Разумеется, я не ожидал их встретить веселыми; но та
особенная давящая тоска, с заботой и беспокойством, которую я прочел в их
глазах, сразу поразила меня, и я мигом заключил, что «тут, верно, не один
покойник причиною». Все это, повторяю, я отлично запомнил.
Несмотря на все, я нежно обнял маму и тотчас спросил о нем.
Во взгляде мамы мигом сверкнуло тревожное любопытство. Я наскоро упомянул, что
мы с ним вчера провели весь вечер до глубокой ночи, но что сегодня его нет
дома, еще с рассвета, тогда как он меня сам пригласил еще вчера, расставаясь,
прийти сегодня как можно раньше. Мама ничего не ответила, а Татьяна Павловна,
улучив минуту, погрозила мне пальцем.
— Прощай, брат, — вдруг отрезала Лиза, быстро выходя из
комнаты. Я, разумеется, догнал ее, но она остановилась у самой выходной двери.
— Я так и думала, что ты догадаешься сойти, — проговорила
она быстрым шепотом.
— Лиза, что тут такое?
— А я и сама не знаю, только много чего-то. Наверно,
развязка «вечной истории». Он не приходил, а они имеют какие-то о нем сведения.

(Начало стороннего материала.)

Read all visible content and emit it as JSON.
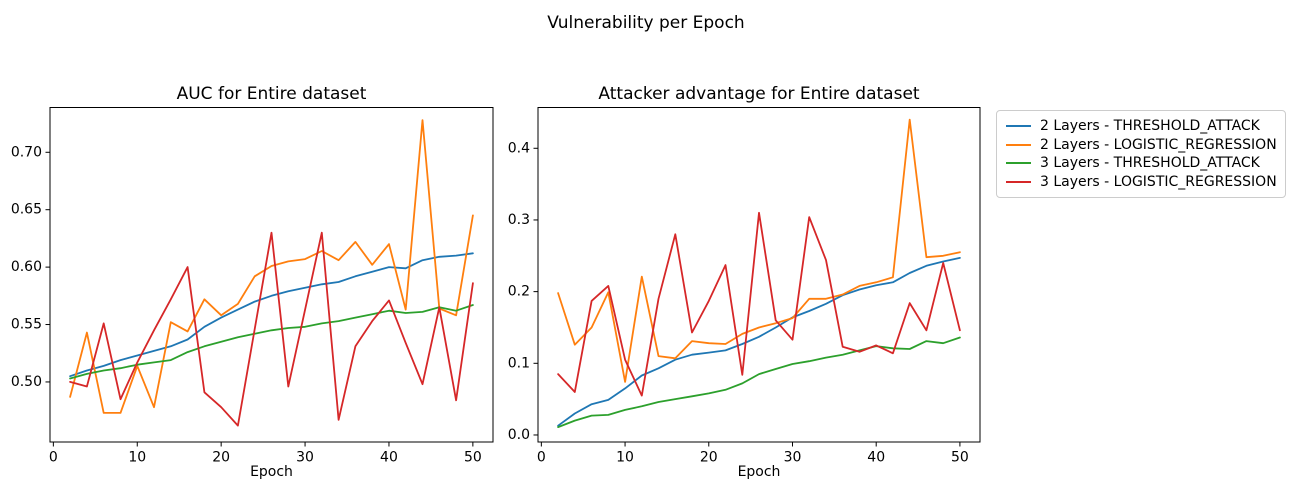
{
  "figure": {
    "suptitle": "Vulnerability per Epoch",
    "background": "#ffffff"
  },
  "legend": {
    "entries": [
      {
        "label": "2 Layers - THRESHOLD_ATTACK",
        "color": "#1f77b4"
      },
      {
        "label": "2 Layers - LOGISTIC_REGRESSION",
        "color": "#ff7f0e"
      },
      {
        "label": "3 Layers - THRESHOLD_ATTACK",
        "color": "#2ca02c"
      },
      {
        "label": "3 Layers - LOGISTIC_REGRESSION",
        "color": "#d62728"
      }
    ]
  },
  "chart_data": [
    {
      "type": "line",
      "title": "AUC for Entire dataset",
      "xlabel": "Epoch",
      "grid": false,
      "xlim": [
        -0.4,
        52.4
      ],
      "ylim": [
        0.4477,
        0.739
      ],
      "x_ticks": [
        0,
        10,
        20,
        30,
        40,
        50
      ],
      "x_tick_labels": [
        "0",
        "10",
        "20",
        "30",
        "40",
        "50"
      ],
      "y_ticks": [
        0.5,
        0.55,
        0.6,
        0.65,
        0.7
      ],
      "y_tick_labels": [
        "0.50",
        "0.55",
        "0.60",
        "0.65",
        "0.70"
      ],
      "x": [
        2,
        4,
        6,
        8,
        10,
        12,
        14,
        16,
        18,
        20,
        22,
        24,
        26,
        28,
        30,
        32,
        34,
        36,
        38,
        40,
        42,
        44,
        46,
        48,
        50
      ],
      "series": [
        {
          "name": "2 Layers - THRESHOLD_ATTACK",
          "color": "#1f77b4",
          "values": [
            0.505,
            0.51,
            0.514,
            0.519,
            0.523,
            0.527,
            0.531,
            0.537,
            0.548,
            0.556,
            0.563,
            0.57,
            0.575,
            0.579,
            0.582,
            0.585,
            0.587,
            0.592,
            0.596,
            0.6,
            0.599,
            0.606,
            0.609,
            0.61,
            0.612
          ]
        },
        {
          "name": "2 Layers - LOGISTIC_REGRESSION",
          "color": "#ff7f0e",
          "values": [
            0.487,
            0.543,
            0.473,
            0.473,
            0.514,
            0.478,
            0.552,
            0.544,
            0.572,
            0.558,
            0.568,
            0.592,
            0.601,
            0.605,
            0.607,
            0.614,
            0.606,
            0.622,
            0.602,
            0.62,
            0.563,
            0.728,
            0.564,
            0.558,
            0.645
          ]
        },
        {
          "name": "3 Layers - THRESHOLD_ATTACK",
          "color": "#2ca02c",
          "values": [
            0.503,
            0.507,
            0.51,
            0.512,
            0.515,
            0.517,
            0.519,
            0.526,
            0.531,
            0.535,
            0.539,
            0.542,
            0.545,
            0.547,
            0.548,
            0.551,
            0.553,
            0.556,
            0.559,
            0.562,
            0.56,
            0.561,
            0.565,
            0.562,
            0.567
          ]
        },
        {
          "name": "3 Layers - LOGISTIC_REGRESSION",
          "color": "#d62728",
          "values": [
            0.5,
            0.496,
            0.551,
            0.485,
            0.517,
            0.545,
            0.572,
            0.6,
            0.491,
            0.478,
            0.462,
            0.546,
            0.63,
            0.496,
            0.563,
            0.63,
            0.467,
            0.531,
            0.553,
            0.571,
            0.534,
            0.498,
            0.565,
            0.484,
            0.586
          ]
        }
      ]
    },
    {
      "type": "line",
      "title": "Attacker advantage for Entire dataset",
      "xlabel": "Epoch",
      "grid": false,
      "xlim": [
        -0.4,
        52.4
      ],
      "ylim": [
        -0.0098,
        0.4569
      ],
      "x_ticks": [
        0,
        10,
        20,
        30,
        40,
        50
      ],
      "x_tick_labels": [
        "0",
        "10",
        "20",
        "30",
        "40",
        "50"
      ],
      "y_ticks": [
        0.0,
        0.1,
        0.2,
        0.3,
        0.4
      ],
      "y_tick_labels": [
        "0.0",
        "0.1",
        "0.2",
        "0.3",
        "0.4"
      ],
      "x": [
        2,
        4,
        6,
        8,
        10,
        12,
        14,
        16,
        18,
        20,
        22,
        24,
        26,
        28,
        30,
        32,
        34,
        36,
        38,
        40,
        42,
        44,
        46,
        48,
        50
      ],
      "series": [
        {
          "name": "2 Layers - THRESHOLD_ATTACK",
          "color": "#1f77b4",
          "values": [
            0.013,
            0.03,
            0.043,
            0.049,
            0.065,
            0.083,
            0.093,
            0.105,
            0.112,
            0.115,
            0.118,
            0.127,
            0.137,
            0.15,
            0.164,
            0.173,
            0.183,
            0.195,
            0.203,
            0.209,
            0.213,
            0.226,
            0.236,
            0.242,
            0.247
          ]
        },
        {
          "name": "2 Layers - LOGISTIC_REGRESSION",
          "color": "#ff7f0e",
          "values": [
            0.198,
            0.126,
            0.15,
            0.199,
            0.074,
            0.221,
            0.11,
            0.107,
            0.131,
            0.128,
            0.127,
            0.141,
            0.15,
            0.156,
            0.163,
            0.19,
            0.19,
            0.196,
            0.208,
            0.213,
            0.22,
            0.44,
            0.248,
            0.25,
            0.255
          ]
        },
        {
          "name": "3 Layers - THRESHOLD_ATTACK",
          "color": "#2ca02c",
          "values": [
            0.011,
            0.02,
            0.027,
            0.028,
            0.035,
            0.04,
            0.046,
            0.05,
            0.054,
            0.058,
            0.063,
            0.072,
            0.085,
            0.092,
            0.099,
            0.103,
            0.108,
            0.112,
            0.118,
            0.124,
            0.121,
            0.12,
            0.131,
            0.128,
            0.136
          ]
        },
        {
          "name": "3 Layers - LOGISTIC_REGRESSION",
          "color": "#d62728",
          "values": [
            0.085,
            0.06,
            0.187,
            0.208,
            0.105,
            0.055,
            0.19,
            0.28,
            0.143,
            0.187,
            0.237,
            0.084,
            0.31,
            0.16,
            0.133,
            0.304,
            0.244,
            0.123,
            0.116,
            0.125,
            0.114,
            0.184,
            0.146,
            0.24,
            0.146
          ]
        }
      ]
    }
  ]
}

Тебе не расскажут, не беспокойся, а ты не расспрашивай, коли умен; но мама
убита. Я тоже ни о чем не расспрашивала. Прощай.
Она отворила дверь.
— Лиза, а у тебя у самой нет ли чего? — выскочил я за нею в
сени. Ее ужасно убитый, отчаянный вид пронзил мое сердце. Она посмотрела не то
что злобно, а даже почти как-то ожесточенно, желчно усмехнулась и махнула
рукой.
— Кабы умер — так и слава богу! — бросила она мне с лестницы
и ушла. Это она сказала так про князя Сергея Петровича, а тот в то время лежал
в горячке и беспамятстве. «Вечная история! Какая вечная история?» — с вызовом
подумал я, и вот мне вдруг захотелось непременно рассказать им хоть часть
вчерашних моих впечатлений от его ночной исповеди, да и самую исповедь. «Они
что-то о нем теперь думают дурное — так пусть же узнают всё!» — пролетело в
моей голове.
Я помню, что мне удалось как-то очень ловко начать
рассказывать. Мигом на лицах их обнаружилось страшное любопытство. На этот раз
и Татьяна Павловна так и впилась в меня глазами; но мама была сдержаннее; она
была очень серьезна, но легкая, прекрасная, хоть и совсем какая-то безнадежная
улыбка промелькнула-таки в лице ее и не сходила почти во все время рассказа. Я,
конечно, говорил хорошо, хотя и знал, что для них почти непонятно. К удивлению
моему, Татьяна Павловна не придиралась, не настаивала на точности, не
закидывала крючков, по своему обыкновению, как всегда, когда я начинал
что-нибудь говорить. Она только сжимала изредка губы и щурила глаза, как бы
вникая с усилием. По временам мне даже казалось, что они все понимают, но этого
почти быть не могло. Я, например, говорил об его убеждениях, но, главное, о его
вчерашнем восторге, о восторге к маме, о любви его к маме, о том, что он
целовал ее портрет… Слушая это, они быстро и молча переглядывались, а мама вся
вспыхнула, хотя обе продолжали молчать. Затем… затем я, конечно, не мог, при
маме, коснуться до главного пункта, то есть до встречи с нею и всего прочего, а
главное, до ее вчерашнего письма к нему, и о нравственном «воскресении» его
после письма; а это-то и было главным, так что все его вчерашние чувства,
которыми я думал так обрадовать маму, естественно, остались непонятными, хотя,
конечно, не по моей вине, потому что я все, что можно было рассказать,
рассказал прекрасно. Кончил я совершенно в недоумении; их молчание не
прерывалось, и мне стало очень тяжело с ними.